Madagascar: Guerre de « seza » sur fond de corporatisme

R. O

12 Novembre 2009


Après Addis-Abeba, la guerre de « seza » continue de plus belle.

Concernant notamment les 31 portefeuilles ministériels dont la répartition est la suivante selon l'article 10 de l'accord additionnel à la Charte de la Transition: 6 ministères de chaque pour les mouvances Rajoelina, Ravalomanana, Ratsiraka et Zafy. Et 7 portefeuilles pour les autres sensibilités. En somme, les 3 vice-PM et les 28 ministres actuels ne seront pas tous reconduits. Ce qui explique toutes ces gesticulations de la part de certains futurs ex-ministres qui veulent donner l'impression d'avoir fait quelque chose en l'espace de 8 mois pour les uns et de 2 mois pour les autres.

Dénominateur.
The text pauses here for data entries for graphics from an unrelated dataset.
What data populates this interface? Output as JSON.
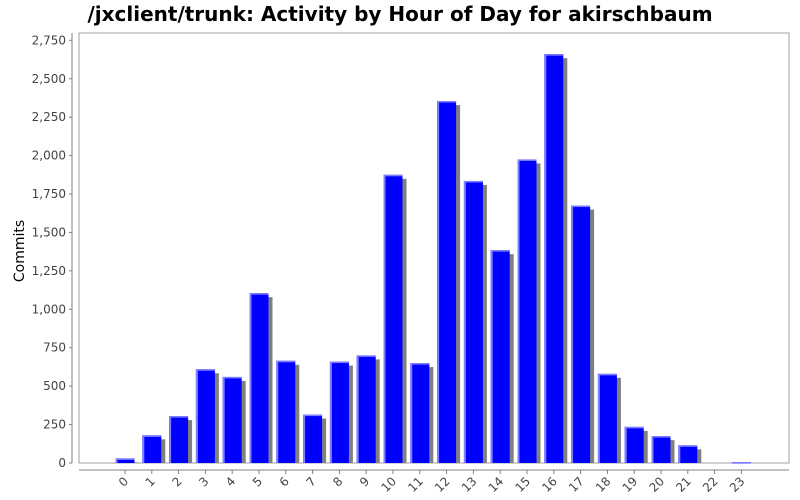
{
  "chart_data": {
    "type": "bar",
    "title": "/jxclient/trunk: Activity by Hour of Day for akirschbaum",
    "xlabel": "",
    "ylabel": "Commits",
    "categories": [
      "0",
      "1",
      "2",
      "3",
      "4",
      "5",
      "6",
      "7",
      "8",
      "9",
      "10",
      "11",
      "12",
      "13",
      "14",
      "15",
      "16",
      "17",
      "18",
      "19",
      "20",
      "21",
      "22",
      "23"
    ],
    "values": [
      30,
      180,
      305,
      610,
      560,
      1105,
      665,
      315,
      660,
      700,
      1875,
      650,
      2355,
      1835,
      1385,
      1975,
      2660,
      1675,
      580,
      235,
      175,
      115,
      0,
      5
    ],
    "ylim": [
      0,
      2800
    ],
    "yticks": [
      0,
      250,
      500,
      750,
      1000,
      1250,
      1500,
      1750,
      2000,
      2250,
      2500,
      2750
    ],
    "ytick_labels": [
      "0",
      "250",
      "500",
      "750",
      "1,000",
      "1,250",
      "1,500",
      "1,750",
      "2,000",
      "2,250",
      "2,500",
      "2,750"
    ],
    "bar_color": "#0000ff",
    "bar_highlight_color": "#8080ff",
    "shadow_color": "#808080",
    "grid": false,
    "legend": "none"
  }
}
Les corps concernés ne restent pas non plus les bras croisés. C'est le cas au sein du ministère de la Sécurité intérieure qui reste divisé entre les partisans de la reconduction de Rakotomihantarizaka Organès et ceux qui avancent un ou d'autre(s) nom(s). Le dénominateur commun étant évidemment que le ministre soit issu du corps des contrôleurs ou inspecteurs généraux de la Police. Et de préférence en activité selon certains.
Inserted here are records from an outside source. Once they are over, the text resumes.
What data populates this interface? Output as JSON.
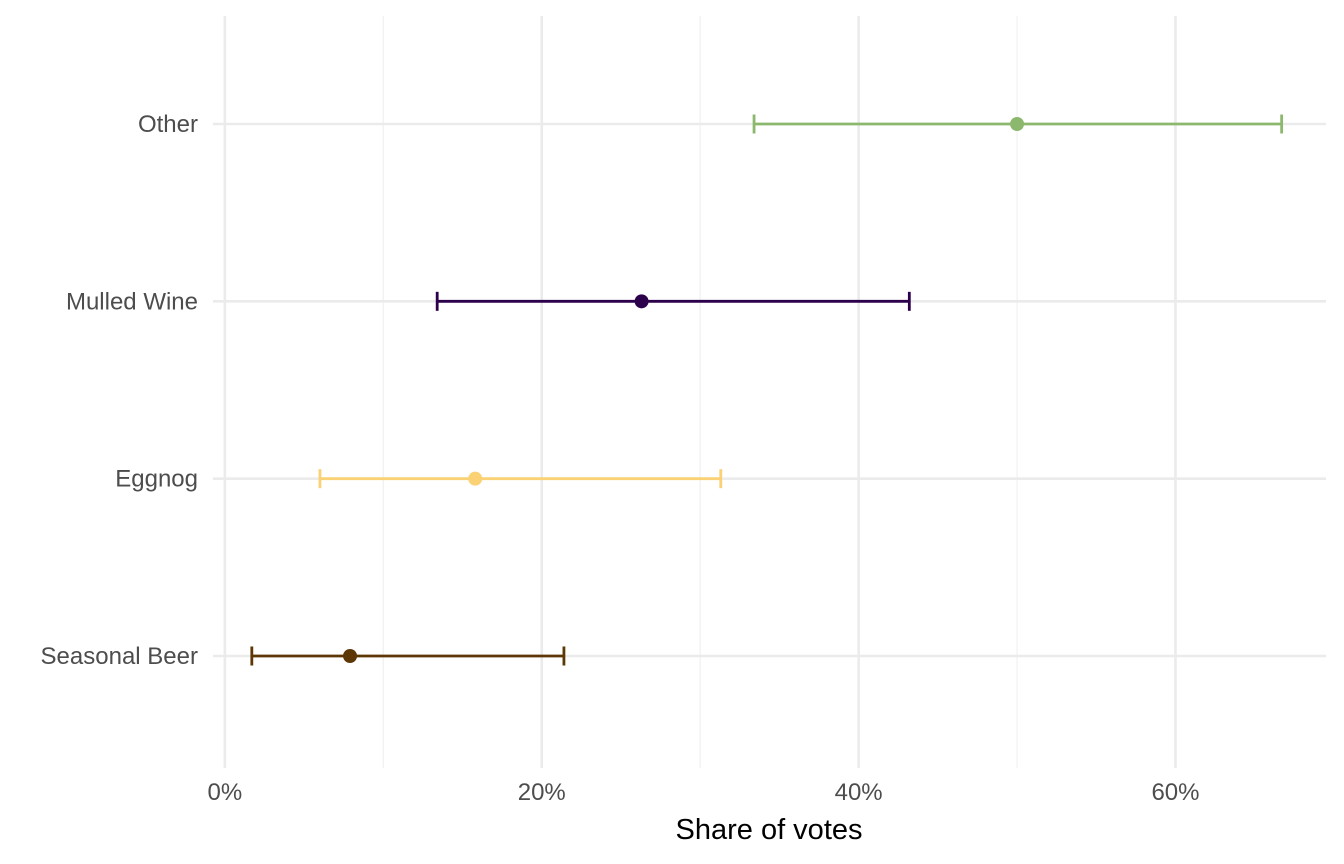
{
  "chart_data": {
    "type": "errorbar",
    "title": "",
    "xlabel": "Share of votes",
    "ylabel": "",
    "xlim": [
      -0.0075,
      0.695
    ],
    "x_ticks": [
      0,
      0.2,
      0.4,
      0.6
    ],
    "x_tick_labels": [
      "0%",
      "20%",
      "40%",
      "60%"
    ],
    "x_minor_ticks": [
      0.1,
      0.3,
      0.5
    ],
    "grid": true,
    "legend": "none",
    "categories": [
      "Seasonal Beer",
      "Eggnog",
      "Mulled Wine",
      "Other"
    ],
    "points": [
      {
        "label": "Seasonal Beer",
        "estimate": 0.079,
        "low": 0.017,
        "high": 0.214,
        "color": "#5e3706"
      },
      {
        "label": "Eggnog",
        "estimate": 0.158,
        "low": 0.06,
        "high": 0.313,
        "color": "#fbd175"
      },
      {
        "label": "Mulled Wine",
        "estimate": 0.263,
        "low": 0.134,
        "high": 0.432,
        "color": "#2d004b"
      },
      {
        "label": "Other",
        "estimate": 0.5,
        "low": 0.334,
        "high": 0.667,
        "color": "#8cb86e"
      }
    ]
  }
}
Consensus. Cet esprit corporatiste est également de mise pour le ministère de la Justice qui devrait immanquablement échoir à un magistrat. Pour ceux qui affirment avoir participé au « tolom-bahoaka », Christine Razanamahasoa devrait être reconduite. Un « jugement » qui ne fait pas l'unanimité au sein de la magistrature. Ce qui fait germer l'idée de s'en référer au Syndicat des Magistrats de Madagascar pour trouver un consensus et proposer des noms de ministrables.
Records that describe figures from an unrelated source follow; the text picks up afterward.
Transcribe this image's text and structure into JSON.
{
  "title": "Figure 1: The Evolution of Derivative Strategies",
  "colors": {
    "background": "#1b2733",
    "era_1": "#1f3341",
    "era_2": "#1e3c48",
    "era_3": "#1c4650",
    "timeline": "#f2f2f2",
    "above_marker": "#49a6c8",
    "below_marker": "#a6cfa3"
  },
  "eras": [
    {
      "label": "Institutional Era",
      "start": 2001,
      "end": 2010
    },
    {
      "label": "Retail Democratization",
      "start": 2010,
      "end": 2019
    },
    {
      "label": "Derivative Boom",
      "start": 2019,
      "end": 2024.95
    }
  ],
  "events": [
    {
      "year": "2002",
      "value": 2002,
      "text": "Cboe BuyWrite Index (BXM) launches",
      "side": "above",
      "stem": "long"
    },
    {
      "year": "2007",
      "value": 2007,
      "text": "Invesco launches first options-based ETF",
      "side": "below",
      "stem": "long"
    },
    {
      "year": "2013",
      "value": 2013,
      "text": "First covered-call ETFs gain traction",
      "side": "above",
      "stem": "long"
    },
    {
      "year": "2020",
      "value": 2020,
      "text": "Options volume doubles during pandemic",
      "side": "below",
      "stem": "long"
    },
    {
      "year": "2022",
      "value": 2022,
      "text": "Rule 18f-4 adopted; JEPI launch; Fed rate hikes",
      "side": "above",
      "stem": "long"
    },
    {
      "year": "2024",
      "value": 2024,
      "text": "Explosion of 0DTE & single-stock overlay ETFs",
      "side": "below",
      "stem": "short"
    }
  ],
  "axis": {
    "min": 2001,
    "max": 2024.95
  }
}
Administration. Indépendamment de la mouvance qui est en titulaire, le corps des administrateurs civils exige aussi que le ministre de l'Intérieur soit issu de ses rangs. Cécile Manorohanta en sait quelque chose puisque sa nomination à l'Immeuble Patte d'Eléphant à Anosy avait provoqué, du moins les premiers jours, une levée de boucliers des administrateurs civils qui n'avaient rien contre la personne, mais estimaient que de par leur formation, un des leurs était mieux armé pour diriger le ministère de l'Intérieur qui est principalement en charge de l'administration du territoire.